LONDON (Reuters) - AstraZeneca Plc (AZN.L) has clinched two new deals in neuroscience, underlining the drugmaker’s increasing reliance on external projects to refill a sparse pipeline as it tests a new low-cost approach to drug research.
Britain’s second-biggest pharmaceutical company said on Thursday it had bought a portfolio of early-stage experimental compounds for Alzheimer‘s, Parkinson’s and other brain diseases for an undisclosed sum from privately owned U.S. biotech company Link Medicine.
It has also signed a deal with leading U.S. academic scientists to study variations in a gene called apolipoprotein E4, or ApoE, that is known to increase Alzheimer’s risk.
The deals followed a decision by AstraZeneca in February to slash its inhouse neuroscience research staff to around 40 from more than 800, creating instead a “virtual” research unit for brain disorders. The first deal with the new unit was signed with Axerion, another unlisted biotech firm, in May.
Faced with a dismal record on productivity as sales of older products decline, AstraZeneca has pruned its overall research and development (R&D) budget and changed the way it approaches the hunt for new medicines.
Discovery head Mene Pangalos told reporters on Thursday that mistakes had been in the past by encouraging quantity over quality in early drug selection.
“If you looked at our output in terms of numbers of candidates entering the clinic, we were one of the most productive companies in the world, dollar for dollar. If you rated us by how many drugs we launched, we were one the least successful,” he said.
That poor track record contributed to the early departure of former CEO David Brennan on June 1, even as the Anglo-Swedish group stepped up a programme of rationalisation.
AstraZeneca has shed 23 percent of its R&D jobs and the management team has also been overhauled, with 60 percent of the top 50 R&D executives hired over the last 2-1/2 years.
“It’s a work in progress. It’s going to take some years for it to manifest itself, hopefully, in terms of successful Phase III starts and successful launches,” Pangalos said.
The target is to move between eight and 11 experimental medicines into the final Phase III stage of clinical testing over the next three years.
The decision to make neuroscience a virtual Innovative Medicines Unit, or iMed, could “inform” other therapy areas, but Pangalos said it was not likely to be replicated in areas where AstraZeneca has more solid and promising assets, like oncology.
Neuroscience, by contrast, is a high-risk area of research for many drug companies. AstraZeneca itself suffered a major setback in March with the failure of a new antidepressant being developed with Targacept Resources Corp TRGT.O.
In a bid to address its thin new drug pipeline, which is currently insufficient to offset the loss of sales from old drugs going off patent, AstraZeneca has also stepped up its acquisitions of biotech companies in recent months.
Two weeks ago it agreed to chip in $3.4 billion for a half share in diabetes medicines developed by Amylin Pharmaceuticals Inc AMLN.O, in partnership with Bristol-Myers Squibb Co (BMY.N).

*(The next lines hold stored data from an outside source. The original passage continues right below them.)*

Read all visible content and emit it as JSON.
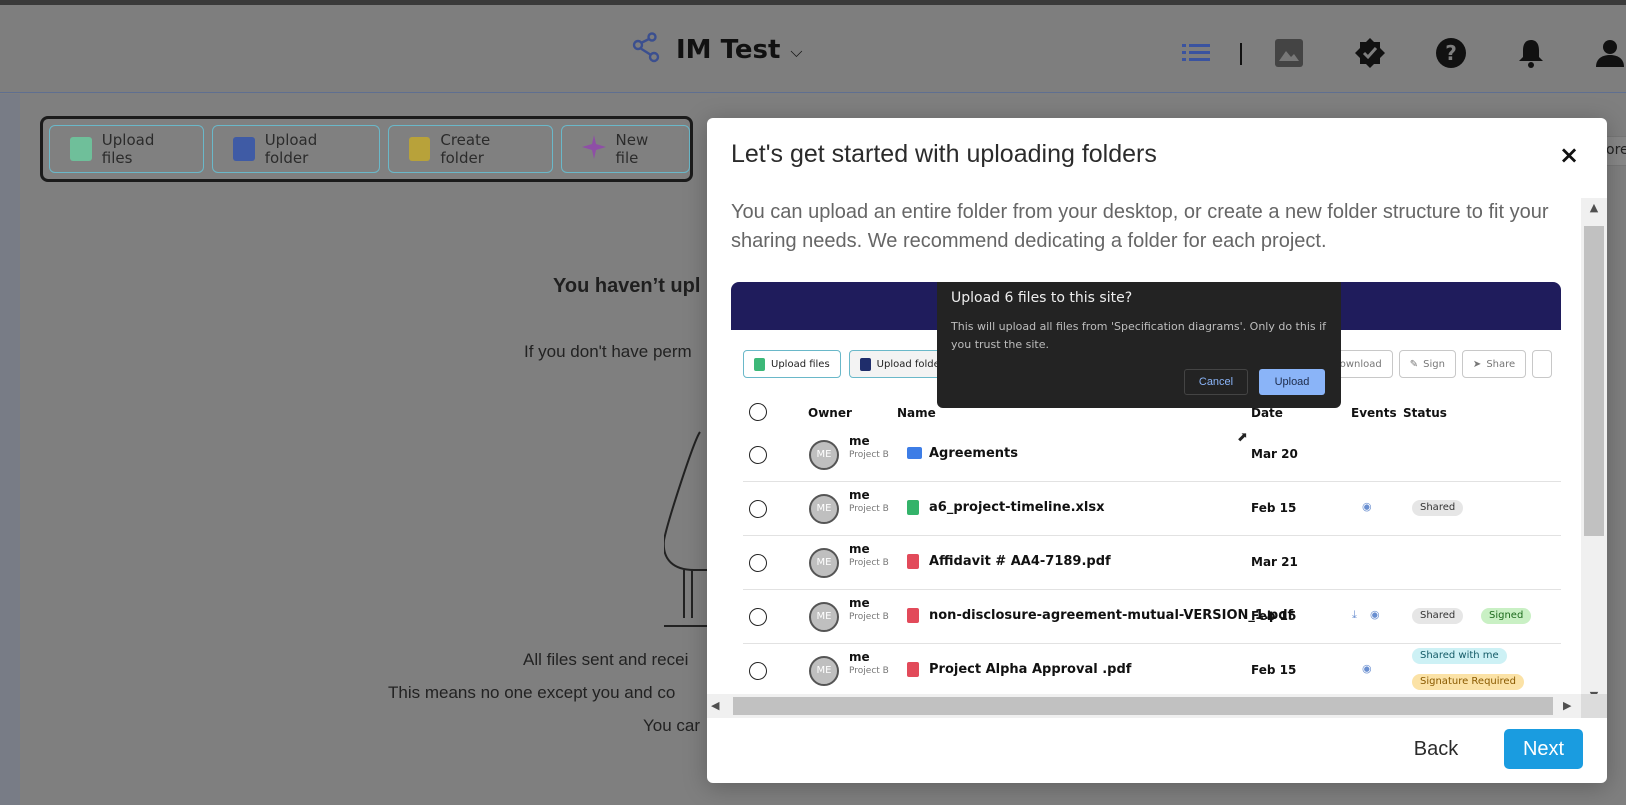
{
  "header": {
    "title": "IM Test",
    "icons": [
      "workflow-icon",
      "chevron-down-icon",
      "list-view-icon",
      "gallery-icon",
      "verified-badge-icon",
      "help-icon",
      "bell-icon",
      "user-icon"
    ]
  },
  "toolbar": {
    "upload_files": "Upload files",
    "upload_folder": "Upload folder",
    "create_folder": "Create folder",
    "new_file": "New file"
  },
  "empty": {
    "title": "You haven’t upl",
    "subtitle": "If you don't have perm",
    "line1": "All files sent and recei",
    "line2": "This means no one except you and co",
    "line3": "You car"
  },
  "right_peek": "ore",
  "modal": {
    "title": "Let's get started with uploading folders",
    "description": "You can upload an entire folder from your desktop, or create a new folder structure to fit your sharing needs. We recommend dedicating a folder for each project.",
    "back": "Back",
    "next": "Next",
    "close": "×"
  },
  "screenshot": {
    "dialog": {
      "title": "Upload 6 files to this site?",
      "body": "This will upload all files from 'Specification diagrams'. Only do this if you trust the site.",
      "cancel": "Cancel",
      "upload": "Upload"
    },
    "toolbar_left": [
      "Upload files",
      "Upload folder"
    ],
    "toolbar_right": [
      "Download",
      "Sign",
      "Share"
    ],
    "columns": {
      "owner": "Owner",
      "name": "Name",
      "date": "Date",
      "events": "Events",
      "status": "Status"
    },
    "rows": [
      {
        "avatar": "ME",
        "owner": "me",
        "project": "Project B",
        "name": "Agreements",
        "type": "folder",
        "date": "Mar 20",
        "events": [],
        "status": []
      },
      {
        "avatar": "ME",
        "owner": "me",
        "project": "Project B",
        "name": "a6_project-timeline.xlsx",
        "type": "sheet",
        "date": "Feb 15",
        "events": [
          "eye"
        ],
        "status": [
          "Shared"
        ]
      },
      {
        "avatar": "ME",
        "owner": "me",
        "project": "Project B",
        "name": "Affidavit # AA4-7189.pdf",
        "type": "pdf",
        "date": "Mar 21",
        "events": [],
        "status": []
      },
      {
        "avatar": "ME",
        "owner": "me",
        "project": "Project B",
        "name": "non-disclosure-agreement-mutual-VERSION_1.pdf",
        "type": "pdf",
        "date": "Feb 15",
        "events": [
          "download",
          "eye"
        ],
        "status": [
          "Shared",
          "Signed"
        ]
      },
      {
        "avatar": "ME",
        "owner": "me",
        "project": "Project B",
        "name": "Project Alpha Approval .pdf",
        "type": "pdf",
        "date": "Feb 15",
        "events": [
          "eye"
        ],
        "status": [
          "Shared with me",
          "Signature Required"
        ]
      }
    ]
  },
  "colors": {
    "accent": "#1a9ce0",
    "brand_dark": "#1f1c5c",
    "overlay": "#7f7f7f"
  }
}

That followed a deal in April to buy Ardea BioSciences for $1.3 billion.
Simon Lowth, the company’s interim chief executive, said on June 30 he saw scope pursue further such acquisitions.
For investors, buying in medicines to bolster the pipeline and the new budget-conscious approach to R&D both make sense. But AstraZeneca, in the words of analysts at Deutsche Bank, will remain a “show me” story until its new drugs start to deliver.
AstraZeneca shares were down 1 percent at 2,898 pence by 1443 GMT, while the UK's FTSE 100 blue-chip stock index .FTSE was down 1.3 percent.